Common names: monochoria, oval-leaf monochoria, pickerelweed
Fruit a capsule with numerous seeds. Seeds terete, elliptic to slightly ovate or occasionally oblong in outline, 0.6-1.2 mm long, 0.4-0.6 mm in diameter, with 8-12 longitudinal low ridges evenly spaced around seed; raphe sometimes present as a prominent longitudinal ridge. Hilum terminal, with persistent funiculus remnant to 0.1 mm long; chalazal end obtuse, brownish-black and granular. Testa straw-colored to dark beige, with glistening, fine, dense horizontal striations between ridges. Embryo axile-linear, extending to both poles; endosperm readily visible.
Seeds develop from an anatropous ovule, characteristic in the Pontederiaceae, resulting in both ends being distinctly featured. The chalazal end is opposite the hilar end. The extension of the embryo to both poles is unusual; this is found only in the Pontederiaceae and from Ammomum in the Zingiberaceae.
Eichhornia crassipes (Sw.) Kunth
Heteranthera limosa (Sw.) Willd.
Eichhornia azurea (Sw.) Kunth
Monochoria hastata (L.) Solms-Laub.
South and Southeast Asia, from Iran to the Philippines and Indonesia, China, Korea, Japan, Taiwan, Northern Australia, Fiji and the Solomon Islands; United States.
Native to tropical Asia.
Freshwater pools, stagnant backwaters, mudflats, swampy places, ditches, along canal banks, in rice fields.
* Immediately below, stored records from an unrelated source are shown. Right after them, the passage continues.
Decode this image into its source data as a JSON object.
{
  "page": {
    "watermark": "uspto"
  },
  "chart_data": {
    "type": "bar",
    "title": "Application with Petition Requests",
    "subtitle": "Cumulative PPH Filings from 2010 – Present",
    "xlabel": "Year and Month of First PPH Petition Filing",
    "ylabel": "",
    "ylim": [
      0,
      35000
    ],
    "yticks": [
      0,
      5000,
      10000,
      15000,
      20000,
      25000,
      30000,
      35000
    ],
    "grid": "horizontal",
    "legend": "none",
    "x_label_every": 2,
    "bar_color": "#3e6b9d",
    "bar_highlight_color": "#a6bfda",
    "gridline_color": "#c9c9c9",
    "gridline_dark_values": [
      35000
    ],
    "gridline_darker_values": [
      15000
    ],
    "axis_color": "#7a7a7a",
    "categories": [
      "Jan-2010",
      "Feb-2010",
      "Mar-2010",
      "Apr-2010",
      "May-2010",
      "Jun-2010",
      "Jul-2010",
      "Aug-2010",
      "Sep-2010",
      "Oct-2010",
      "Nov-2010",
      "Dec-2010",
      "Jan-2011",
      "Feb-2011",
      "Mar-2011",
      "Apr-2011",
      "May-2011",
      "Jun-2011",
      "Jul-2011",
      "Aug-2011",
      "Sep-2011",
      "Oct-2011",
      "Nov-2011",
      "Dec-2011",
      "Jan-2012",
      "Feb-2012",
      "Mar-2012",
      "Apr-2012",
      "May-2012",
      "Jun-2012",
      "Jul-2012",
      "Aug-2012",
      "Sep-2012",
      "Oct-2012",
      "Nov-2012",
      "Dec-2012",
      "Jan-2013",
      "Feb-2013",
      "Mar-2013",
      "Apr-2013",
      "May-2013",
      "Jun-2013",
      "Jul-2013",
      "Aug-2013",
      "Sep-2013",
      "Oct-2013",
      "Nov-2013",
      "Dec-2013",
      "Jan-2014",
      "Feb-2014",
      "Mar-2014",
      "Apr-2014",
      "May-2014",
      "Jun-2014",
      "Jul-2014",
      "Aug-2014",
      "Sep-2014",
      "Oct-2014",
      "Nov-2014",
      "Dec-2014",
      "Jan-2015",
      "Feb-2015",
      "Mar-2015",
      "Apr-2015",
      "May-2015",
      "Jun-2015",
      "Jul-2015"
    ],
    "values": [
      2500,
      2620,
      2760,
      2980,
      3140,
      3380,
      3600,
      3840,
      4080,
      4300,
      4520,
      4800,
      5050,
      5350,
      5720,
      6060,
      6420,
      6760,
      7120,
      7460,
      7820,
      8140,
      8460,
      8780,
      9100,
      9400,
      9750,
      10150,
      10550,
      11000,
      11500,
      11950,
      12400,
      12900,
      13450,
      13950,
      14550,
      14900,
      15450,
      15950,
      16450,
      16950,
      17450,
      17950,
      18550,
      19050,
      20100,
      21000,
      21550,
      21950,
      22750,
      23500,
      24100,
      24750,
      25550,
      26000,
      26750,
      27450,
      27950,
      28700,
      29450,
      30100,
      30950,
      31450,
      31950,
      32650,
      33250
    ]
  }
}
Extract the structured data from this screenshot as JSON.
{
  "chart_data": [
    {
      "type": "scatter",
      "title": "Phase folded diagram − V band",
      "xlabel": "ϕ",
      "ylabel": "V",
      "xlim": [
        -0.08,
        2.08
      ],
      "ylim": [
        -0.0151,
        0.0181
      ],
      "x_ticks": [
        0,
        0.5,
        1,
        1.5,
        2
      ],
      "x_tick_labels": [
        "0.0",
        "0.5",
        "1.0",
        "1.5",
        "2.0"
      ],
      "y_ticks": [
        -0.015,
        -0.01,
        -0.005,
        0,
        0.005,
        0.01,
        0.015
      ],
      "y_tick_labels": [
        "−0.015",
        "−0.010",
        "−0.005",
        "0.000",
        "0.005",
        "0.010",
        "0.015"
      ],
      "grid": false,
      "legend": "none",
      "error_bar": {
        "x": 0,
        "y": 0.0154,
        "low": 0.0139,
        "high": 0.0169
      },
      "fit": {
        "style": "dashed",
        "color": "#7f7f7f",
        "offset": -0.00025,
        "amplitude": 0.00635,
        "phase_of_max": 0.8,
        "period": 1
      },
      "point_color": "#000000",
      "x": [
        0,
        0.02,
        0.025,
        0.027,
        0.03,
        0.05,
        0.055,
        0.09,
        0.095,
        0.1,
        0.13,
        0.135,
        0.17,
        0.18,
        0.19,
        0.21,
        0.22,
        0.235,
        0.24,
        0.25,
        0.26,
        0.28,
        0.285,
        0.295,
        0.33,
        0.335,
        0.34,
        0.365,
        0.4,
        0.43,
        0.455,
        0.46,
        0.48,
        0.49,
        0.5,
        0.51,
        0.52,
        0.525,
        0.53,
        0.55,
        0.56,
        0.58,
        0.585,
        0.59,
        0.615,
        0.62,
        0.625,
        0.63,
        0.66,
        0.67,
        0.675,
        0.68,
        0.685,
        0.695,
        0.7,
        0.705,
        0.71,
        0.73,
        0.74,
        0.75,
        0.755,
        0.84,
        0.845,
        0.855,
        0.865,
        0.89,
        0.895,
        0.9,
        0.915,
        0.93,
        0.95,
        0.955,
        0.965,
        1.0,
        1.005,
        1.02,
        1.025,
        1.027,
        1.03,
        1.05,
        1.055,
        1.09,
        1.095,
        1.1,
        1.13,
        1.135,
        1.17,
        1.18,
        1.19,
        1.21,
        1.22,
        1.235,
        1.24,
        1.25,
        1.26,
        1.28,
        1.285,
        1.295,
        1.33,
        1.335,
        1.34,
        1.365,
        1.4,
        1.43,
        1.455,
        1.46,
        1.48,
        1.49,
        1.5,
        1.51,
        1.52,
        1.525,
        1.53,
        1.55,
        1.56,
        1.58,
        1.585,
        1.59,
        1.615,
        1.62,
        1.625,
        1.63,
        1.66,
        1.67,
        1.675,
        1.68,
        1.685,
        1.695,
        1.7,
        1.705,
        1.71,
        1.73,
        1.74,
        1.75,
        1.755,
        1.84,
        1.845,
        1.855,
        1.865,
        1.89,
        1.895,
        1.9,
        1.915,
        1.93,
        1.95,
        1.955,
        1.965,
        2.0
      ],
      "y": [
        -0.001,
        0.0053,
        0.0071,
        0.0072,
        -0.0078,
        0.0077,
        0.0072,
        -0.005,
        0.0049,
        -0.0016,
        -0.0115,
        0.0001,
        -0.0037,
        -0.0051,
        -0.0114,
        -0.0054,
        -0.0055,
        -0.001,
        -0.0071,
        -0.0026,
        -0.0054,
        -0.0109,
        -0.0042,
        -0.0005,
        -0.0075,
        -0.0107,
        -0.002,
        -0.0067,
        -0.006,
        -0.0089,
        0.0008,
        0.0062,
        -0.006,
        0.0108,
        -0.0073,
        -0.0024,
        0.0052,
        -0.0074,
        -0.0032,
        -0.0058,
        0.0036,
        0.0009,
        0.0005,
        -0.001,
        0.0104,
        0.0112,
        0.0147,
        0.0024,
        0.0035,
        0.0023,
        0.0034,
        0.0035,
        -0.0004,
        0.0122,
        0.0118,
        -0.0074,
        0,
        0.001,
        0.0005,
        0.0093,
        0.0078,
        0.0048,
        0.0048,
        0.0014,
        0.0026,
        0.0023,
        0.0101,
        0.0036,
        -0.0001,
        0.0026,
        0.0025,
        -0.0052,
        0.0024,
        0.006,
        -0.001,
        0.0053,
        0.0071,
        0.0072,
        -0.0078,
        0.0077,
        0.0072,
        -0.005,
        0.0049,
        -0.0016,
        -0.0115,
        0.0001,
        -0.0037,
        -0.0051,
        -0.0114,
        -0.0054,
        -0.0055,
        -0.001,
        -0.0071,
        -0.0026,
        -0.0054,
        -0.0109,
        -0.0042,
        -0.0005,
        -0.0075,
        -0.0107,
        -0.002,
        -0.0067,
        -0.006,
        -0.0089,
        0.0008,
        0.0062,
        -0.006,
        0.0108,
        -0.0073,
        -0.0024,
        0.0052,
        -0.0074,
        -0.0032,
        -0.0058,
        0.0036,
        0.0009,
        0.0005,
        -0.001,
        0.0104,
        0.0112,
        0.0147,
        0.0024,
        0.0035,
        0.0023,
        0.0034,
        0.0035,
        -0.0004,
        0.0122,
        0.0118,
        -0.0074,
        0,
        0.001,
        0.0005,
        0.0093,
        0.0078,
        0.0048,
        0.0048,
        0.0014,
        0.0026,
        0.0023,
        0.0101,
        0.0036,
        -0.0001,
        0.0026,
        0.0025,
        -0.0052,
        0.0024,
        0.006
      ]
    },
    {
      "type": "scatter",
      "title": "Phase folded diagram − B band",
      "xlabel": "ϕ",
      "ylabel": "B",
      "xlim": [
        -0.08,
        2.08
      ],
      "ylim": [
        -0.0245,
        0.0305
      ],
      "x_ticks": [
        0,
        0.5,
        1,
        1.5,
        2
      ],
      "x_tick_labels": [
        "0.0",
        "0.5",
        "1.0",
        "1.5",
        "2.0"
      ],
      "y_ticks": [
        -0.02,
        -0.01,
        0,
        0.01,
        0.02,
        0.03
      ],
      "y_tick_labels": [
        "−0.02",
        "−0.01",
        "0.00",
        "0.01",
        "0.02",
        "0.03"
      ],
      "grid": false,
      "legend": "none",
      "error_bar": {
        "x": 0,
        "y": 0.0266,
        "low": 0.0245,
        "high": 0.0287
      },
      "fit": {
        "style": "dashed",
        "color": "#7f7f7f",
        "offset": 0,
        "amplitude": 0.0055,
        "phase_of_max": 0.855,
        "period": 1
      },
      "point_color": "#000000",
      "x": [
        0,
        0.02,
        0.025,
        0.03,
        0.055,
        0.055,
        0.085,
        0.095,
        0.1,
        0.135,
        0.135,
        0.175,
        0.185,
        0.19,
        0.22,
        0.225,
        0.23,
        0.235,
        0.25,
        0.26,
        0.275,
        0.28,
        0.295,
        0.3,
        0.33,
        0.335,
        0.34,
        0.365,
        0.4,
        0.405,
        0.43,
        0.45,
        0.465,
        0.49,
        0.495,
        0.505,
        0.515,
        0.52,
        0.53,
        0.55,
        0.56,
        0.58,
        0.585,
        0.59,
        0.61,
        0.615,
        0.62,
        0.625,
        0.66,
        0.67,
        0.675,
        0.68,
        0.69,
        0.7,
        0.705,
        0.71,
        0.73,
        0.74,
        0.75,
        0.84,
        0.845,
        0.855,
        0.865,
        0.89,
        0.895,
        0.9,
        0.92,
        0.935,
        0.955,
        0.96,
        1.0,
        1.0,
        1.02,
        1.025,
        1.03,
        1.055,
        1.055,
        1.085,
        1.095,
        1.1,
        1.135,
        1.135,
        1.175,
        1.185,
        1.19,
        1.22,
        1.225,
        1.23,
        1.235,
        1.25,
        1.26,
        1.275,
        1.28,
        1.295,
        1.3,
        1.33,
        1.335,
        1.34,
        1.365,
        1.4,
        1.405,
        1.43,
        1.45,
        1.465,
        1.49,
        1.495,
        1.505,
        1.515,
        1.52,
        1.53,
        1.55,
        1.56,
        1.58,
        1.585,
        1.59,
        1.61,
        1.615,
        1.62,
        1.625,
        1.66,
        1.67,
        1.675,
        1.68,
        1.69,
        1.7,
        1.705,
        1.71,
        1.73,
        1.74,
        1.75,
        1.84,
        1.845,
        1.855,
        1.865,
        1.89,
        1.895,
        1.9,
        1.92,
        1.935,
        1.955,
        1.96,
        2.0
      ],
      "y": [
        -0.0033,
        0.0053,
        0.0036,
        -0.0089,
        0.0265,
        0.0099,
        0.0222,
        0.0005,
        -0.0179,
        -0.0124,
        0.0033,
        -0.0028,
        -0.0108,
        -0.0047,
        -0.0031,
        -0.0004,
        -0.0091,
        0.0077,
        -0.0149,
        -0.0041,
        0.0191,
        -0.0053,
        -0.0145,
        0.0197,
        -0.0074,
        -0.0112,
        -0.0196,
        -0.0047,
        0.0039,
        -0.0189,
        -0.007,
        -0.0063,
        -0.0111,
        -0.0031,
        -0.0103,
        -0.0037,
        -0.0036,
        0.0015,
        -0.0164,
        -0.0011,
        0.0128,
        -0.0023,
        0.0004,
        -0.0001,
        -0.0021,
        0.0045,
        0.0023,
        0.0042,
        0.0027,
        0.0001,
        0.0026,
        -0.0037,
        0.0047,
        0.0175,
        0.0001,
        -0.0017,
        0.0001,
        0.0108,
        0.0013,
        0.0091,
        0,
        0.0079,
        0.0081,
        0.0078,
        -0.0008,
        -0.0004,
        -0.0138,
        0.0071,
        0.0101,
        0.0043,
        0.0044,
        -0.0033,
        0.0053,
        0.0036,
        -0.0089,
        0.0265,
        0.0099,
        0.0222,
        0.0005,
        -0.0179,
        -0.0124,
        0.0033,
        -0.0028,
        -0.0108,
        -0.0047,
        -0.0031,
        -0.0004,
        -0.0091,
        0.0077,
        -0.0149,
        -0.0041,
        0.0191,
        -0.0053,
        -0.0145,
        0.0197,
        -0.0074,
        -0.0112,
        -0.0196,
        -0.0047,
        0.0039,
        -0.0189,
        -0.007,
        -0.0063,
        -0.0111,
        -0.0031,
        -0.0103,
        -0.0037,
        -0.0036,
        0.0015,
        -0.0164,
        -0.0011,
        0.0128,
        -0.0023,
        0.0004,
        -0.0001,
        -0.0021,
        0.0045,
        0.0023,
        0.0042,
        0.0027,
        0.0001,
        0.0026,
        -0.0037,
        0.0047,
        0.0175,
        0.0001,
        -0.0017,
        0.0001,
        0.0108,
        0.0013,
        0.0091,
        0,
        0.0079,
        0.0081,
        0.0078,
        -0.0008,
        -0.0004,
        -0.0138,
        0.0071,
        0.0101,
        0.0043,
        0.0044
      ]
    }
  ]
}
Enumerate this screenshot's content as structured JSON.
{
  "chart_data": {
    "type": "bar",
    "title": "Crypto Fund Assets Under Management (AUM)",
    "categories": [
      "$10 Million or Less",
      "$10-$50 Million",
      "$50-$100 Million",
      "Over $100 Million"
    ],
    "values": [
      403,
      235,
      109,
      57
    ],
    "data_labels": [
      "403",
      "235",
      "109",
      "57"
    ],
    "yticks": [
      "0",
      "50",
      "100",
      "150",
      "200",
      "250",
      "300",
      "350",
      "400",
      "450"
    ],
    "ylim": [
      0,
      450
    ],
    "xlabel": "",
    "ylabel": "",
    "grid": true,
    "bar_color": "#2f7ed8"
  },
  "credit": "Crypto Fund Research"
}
Monochoria vaginalis is an attached aquatic annual or perennial herb with emersed leaves, to 50 cm tall. More widespread than M. hastata, it is a serious weed of rice fields in much of eastern and southeastern Asia. Dense colonies in shallow water may considerably reduce yields. Propagation is by whole plants or seeds. The entire plant (except the roots) is eaten as a vegetable in India, and the roots are used medicinally. M. vaginalis may have been introduced to California as a contaminant in rice seed.